Despite the Oregon governor’s words, these officials aren’t doing everything in their power – not even close – to control fires that have ravaged millions of acres and taken more than two dozen lives.

The main issue involves land management. Newsom gave a nod to that problem. His focus, however, was not on nuts-and-bolts governance, but climate change. “That’s one point, but it’s not the point,” he said. By the way, California has passed some of the most far-reaching climate-change-battling policies in the world, and yet here we are, facing another fire season that has destroyed property, lives, and our air.

The issue isn’t particularly complex. Because of the state’s environmental fixations, California has been less apt to clear away underbrush, thin out forests, and allow prescribed burns. “Between 1982 and 1998, California’s agency land managers burned, on average, about 30,000 acres a year,” according to a recent investigative report in the progressive ProPublica. “Between 1999 and 2017, that number dropped to an annual 13,000 acres.” That article truly is a must-read.

That situation has led to a vast land-clearing backlog that many state and federal officials already are starting to address. The problem goes beyond public land management. “Environmental regulations will need to be streamlined, particularly permits for landowners with small parcels to thin trees and brush on their properties,” according to a report in the Bay Area News Group. Yes, California keeps private landowners from defending their own property.

Reforming regulatory barriers isn’t as sexy as talking about climate change, but it could help mitigate our recurring wildfire problems. Insurance reform makes regulatory reform sound like a day at the circus, but the state’s prior-approval insurance system gives California’s insurance commissioner the power to approve any rate changes.
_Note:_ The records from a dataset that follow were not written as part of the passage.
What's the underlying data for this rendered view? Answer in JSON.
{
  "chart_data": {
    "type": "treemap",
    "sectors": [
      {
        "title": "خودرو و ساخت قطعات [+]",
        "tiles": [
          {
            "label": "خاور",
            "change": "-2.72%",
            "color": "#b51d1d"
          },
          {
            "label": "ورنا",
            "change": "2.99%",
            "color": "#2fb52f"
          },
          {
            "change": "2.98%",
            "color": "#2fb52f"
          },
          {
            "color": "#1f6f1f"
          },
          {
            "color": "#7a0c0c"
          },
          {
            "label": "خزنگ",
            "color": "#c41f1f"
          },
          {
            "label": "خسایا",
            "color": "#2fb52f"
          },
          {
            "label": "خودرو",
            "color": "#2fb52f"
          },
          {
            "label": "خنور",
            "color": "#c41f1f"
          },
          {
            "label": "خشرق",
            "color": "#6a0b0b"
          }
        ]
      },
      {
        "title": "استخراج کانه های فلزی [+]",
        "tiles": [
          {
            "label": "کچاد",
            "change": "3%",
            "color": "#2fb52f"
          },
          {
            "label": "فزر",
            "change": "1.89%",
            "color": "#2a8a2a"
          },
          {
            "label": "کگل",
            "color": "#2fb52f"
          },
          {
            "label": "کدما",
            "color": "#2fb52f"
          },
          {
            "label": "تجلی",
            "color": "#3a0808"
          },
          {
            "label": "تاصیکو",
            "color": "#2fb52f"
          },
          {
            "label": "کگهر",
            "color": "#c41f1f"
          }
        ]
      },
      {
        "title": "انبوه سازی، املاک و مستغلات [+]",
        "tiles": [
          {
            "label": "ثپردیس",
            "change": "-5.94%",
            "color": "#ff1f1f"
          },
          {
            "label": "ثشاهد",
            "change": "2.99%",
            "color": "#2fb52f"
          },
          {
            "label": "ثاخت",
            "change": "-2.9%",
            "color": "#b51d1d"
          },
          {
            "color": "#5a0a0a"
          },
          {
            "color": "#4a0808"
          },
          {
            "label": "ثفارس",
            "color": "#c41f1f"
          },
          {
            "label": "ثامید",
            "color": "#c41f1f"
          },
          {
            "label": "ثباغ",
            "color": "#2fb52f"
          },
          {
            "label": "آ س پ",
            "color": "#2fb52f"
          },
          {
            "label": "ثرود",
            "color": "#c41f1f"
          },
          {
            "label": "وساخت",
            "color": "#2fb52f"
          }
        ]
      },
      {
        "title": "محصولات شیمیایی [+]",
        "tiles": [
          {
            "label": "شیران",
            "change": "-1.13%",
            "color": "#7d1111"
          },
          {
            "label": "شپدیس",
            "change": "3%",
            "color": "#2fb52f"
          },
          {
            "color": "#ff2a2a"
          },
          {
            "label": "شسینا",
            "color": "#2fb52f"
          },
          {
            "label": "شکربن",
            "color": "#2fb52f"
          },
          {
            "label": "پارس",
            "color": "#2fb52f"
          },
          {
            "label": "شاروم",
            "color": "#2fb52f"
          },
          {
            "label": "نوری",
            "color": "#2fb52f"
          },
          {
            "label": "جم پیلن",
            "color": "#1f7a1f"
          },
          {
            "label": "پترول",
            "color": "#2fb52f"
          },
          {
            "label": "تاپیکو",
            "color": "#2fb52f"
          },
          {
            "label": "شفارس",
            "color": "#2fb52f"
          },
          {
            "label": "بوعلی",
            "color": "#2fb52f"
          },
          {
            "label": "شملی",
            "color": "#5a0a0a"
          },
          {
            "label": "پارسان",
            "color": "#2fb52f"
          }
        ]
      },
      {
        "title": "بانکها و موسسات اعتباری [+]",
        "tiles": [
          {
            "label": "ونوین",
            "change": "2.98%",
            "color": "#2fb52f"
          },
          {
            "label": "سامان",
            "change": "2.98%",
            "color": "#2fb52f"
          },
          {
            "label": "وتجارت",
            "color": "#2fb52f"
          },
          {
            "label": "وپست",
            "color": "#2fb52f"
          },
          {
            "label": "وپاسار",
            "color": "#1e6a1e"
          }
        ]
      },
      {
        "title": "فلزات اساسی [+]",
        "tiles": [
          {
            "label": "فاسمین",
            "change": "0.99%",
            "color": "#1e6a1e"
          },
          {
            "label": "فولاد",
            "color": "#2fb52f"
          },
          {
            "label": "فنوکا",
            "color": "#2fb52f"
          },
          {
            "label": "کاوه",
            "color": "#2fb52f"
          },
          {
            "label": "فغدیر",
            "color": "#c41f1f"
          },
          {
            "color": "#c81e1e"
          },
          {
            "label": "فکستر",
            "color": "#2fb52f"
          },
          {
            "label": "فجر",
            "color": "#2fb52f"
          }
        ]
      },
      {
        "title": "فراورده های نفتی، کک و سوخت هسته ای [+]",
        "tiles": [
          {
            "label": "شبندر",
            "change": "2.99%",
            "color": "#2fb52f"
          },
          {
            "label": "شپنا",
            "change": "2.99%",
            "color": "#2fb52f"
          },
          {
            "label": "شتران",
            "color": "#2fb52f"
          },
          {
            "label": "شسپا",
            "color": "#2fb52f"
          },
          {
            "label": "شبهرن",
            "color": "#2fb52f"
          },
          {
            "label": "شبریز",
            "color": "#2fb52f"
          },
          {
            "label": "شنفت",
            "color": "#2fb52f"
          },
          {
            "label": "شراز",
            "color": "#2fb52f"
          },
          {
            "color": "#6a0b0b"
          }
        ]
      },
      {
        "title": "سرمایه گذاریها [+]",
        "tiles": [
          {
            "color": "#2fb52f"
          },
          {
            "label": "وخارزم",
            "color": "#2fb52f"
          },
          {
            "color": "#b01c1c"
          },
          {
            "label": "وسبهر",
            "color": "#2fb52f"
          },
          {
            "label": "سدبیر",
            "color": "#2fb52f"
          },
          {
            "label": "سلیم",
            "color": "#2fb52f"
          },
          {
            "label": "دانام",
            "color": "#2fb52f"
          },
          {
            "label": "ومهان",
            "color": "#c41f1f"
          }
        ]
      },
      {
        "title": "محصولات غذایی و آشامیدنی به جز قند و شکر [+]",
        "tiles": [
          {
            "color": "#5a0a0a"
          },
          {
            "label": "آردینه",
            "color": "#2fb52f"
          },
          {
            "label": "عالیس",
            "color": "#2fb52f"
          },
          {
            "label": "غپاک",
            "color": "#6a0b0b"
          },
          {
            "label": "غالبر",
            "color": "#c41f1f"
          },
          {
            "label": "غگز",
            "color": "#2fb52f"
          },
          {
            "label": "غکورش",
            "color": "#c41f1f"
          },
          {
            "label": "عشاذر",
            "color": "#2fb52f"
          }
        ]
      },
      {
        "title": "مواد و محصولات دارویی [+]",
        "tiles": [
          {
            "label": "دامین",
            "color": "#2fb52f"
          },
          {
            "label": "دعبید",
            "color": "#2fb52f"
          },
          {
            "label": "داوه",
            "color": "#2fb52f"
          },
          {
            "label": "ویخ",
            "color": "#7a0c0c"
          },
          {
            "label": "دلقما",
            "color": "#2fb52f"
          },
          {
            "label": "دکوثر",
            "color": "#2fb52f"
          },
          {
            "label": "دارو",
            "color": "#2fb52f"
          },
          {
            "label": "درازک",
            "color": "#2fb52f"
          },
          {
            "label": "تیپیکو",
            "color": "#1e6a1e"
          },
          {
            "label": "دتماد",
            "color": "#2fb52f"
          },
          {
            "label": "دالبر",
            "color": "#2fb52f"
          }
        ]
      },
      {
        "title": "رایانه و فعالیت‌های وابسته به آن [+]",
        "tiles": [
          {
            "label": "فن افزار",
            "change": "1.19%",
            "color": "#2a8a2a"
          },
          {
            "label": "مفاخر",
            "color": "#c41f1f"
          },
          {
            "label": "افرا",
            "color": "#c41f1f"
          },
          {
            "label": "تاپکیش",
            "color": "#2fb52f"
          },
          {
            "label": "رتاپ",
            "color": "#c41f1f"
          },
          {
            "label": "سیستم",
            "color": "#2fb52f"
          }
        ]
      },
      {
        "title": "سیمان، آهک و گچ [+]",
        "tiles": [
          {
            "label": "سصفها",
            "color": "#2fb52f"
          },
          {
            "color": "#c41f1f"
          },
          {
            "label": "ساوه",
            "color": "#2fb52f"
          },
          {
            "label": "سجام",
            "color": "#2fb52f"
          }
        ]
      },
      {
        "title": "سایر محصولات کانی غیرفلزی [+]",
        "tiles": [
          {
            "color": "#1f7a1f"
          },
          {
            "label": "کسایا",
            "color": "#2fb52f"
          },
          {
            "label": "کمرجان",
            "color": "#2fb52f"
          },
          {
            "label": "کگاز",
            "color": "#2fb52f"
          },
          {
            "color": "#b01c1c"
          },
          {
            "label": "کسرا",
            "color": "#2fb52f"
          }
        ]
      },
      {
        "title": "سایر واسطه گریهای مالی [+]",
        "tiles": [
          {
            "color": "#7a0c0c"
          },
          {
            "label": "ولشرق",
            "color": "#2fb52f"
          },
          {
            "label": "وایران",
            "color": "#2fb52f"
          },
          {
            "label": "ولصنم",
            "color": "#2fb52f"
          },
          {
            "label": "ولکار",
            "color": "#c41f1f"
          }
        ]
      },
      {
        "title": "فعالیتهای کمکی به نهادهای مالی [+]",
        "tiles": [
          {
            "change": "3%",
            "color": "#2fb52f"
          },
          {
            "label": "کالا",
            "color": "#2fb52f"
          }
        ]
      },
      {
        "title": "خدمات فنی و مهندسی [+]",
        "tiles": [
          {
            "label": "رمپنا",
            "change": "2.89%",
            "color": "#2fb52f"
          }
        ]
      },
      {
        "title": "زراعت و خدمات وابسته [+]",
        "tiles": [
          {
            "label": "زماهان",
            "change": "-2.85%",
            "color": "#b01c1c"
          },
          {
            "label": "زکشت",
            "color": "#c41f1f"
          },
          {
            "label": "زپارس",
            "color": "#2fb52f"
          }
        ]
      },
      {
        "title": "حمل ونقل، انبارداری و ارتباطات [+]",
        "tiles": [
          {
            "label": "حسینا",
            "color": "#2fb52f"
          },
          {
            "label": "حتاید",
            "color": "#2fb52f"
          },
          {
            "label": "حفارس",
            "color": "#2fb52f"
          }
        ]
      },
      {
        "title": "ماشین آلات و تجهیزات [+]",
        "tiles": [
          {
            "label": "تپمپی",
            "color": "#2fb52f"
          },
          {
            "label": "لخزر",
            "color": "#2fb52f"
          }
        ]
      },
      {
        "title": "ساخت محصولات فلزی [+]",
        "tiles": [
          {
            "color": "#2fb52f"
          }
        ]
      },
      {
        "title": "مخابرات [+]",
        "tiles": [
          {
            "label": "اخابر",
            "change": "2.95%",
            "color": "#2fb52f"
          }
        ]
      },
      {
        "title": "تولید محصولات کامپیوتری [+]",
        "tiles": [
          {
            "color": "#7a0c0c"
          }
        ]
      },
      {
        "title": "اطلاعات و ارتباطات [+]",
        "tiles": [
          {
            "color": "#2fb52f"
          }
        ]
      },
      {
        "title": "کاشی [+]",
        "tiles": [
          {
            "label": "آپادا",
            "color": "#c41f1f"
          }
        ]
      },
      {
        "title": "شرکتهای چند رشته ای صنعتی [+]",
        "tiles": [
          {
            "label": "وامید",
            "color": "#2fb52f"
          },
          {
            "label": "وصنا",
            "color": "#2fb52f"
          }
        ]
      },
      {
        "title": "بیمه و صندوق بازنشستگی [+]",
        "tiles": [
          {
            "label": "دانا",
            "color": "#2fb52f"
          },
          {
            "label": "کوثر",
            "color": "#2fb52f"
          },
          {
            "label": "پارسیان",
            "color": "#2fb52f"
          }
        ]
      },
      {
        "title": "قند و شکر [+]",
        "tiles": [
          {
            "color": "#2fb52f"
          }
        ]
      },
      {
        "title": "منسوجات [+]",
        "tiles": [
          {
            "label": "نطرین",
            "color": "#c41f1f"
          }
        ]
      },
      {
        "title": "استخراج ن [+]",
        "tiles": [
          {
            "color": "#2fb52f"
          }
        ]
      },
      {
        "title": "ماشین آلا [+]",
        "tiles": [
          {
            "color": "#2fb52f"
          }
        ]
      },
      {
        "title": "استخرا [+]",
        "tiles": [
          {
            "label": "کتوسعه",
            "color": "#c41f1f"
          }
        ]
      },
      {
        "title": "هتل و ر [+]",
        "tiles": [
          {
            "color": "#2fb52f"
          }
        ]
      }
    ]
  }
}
Those commissioners are elected officials, so they resist rate increases and use the bully pulpit to rail against “evil” insurers.

As a result, the California system makes it tough for insurers to price their policies to reflect the actual risk. Insurance Commissioner Ricardo Lara opposed a bill this year that would have allowed insurers merely to propose higher rates in wooded regions. Lawmakers killed that measure at the end of session. Again, it’s boring policy wonkery, but insurance reform would quickly adjust development incentives.

Newsom could have tied his climate-change policies with these brush-clearance efforts. That Bay Area News Group article explained how the cap-and-trade system could pay for expanded fire-mitigation efforts. Under that system, the state taxes greenhouse-gas-producing industries – and forces them to buy pollution credits when they exceed their limits.

That’s a problematic system, but Newsom had plenty of fodder if he wanted to, say, redirect more money to brush-clearing from these auctions rather than just issue dire climate warnings. Of course, the governor isn’t about to look at how the state government currently spends its resources on firefighting – or anything else, for that matter.

As I wrote recently for the Orange County Register, “The median compensation package for firefighters has topped $240,000 a year in some locales.… The number of California firefighters who receive compensation packages above $500,000 a year is mind-blowing. Obviously, if the state spends scarce resources in this manner, it will have fewer resources to hire additional firefighters and buy equipment that’s now in short supply.”

Certainly, climate change may be exacerbating the wildfire problem. “Mountain regions that are normally cooler and wetter have dried out more rapidly in the summer, adding to the potential fuel load,” the BBC reported. But that doesn’t excuse the “blame climate change” approach that Newsom has taken, which amounts to little more than an effort to deflect attention from the state’s slow and bureaucratic wildfire responses.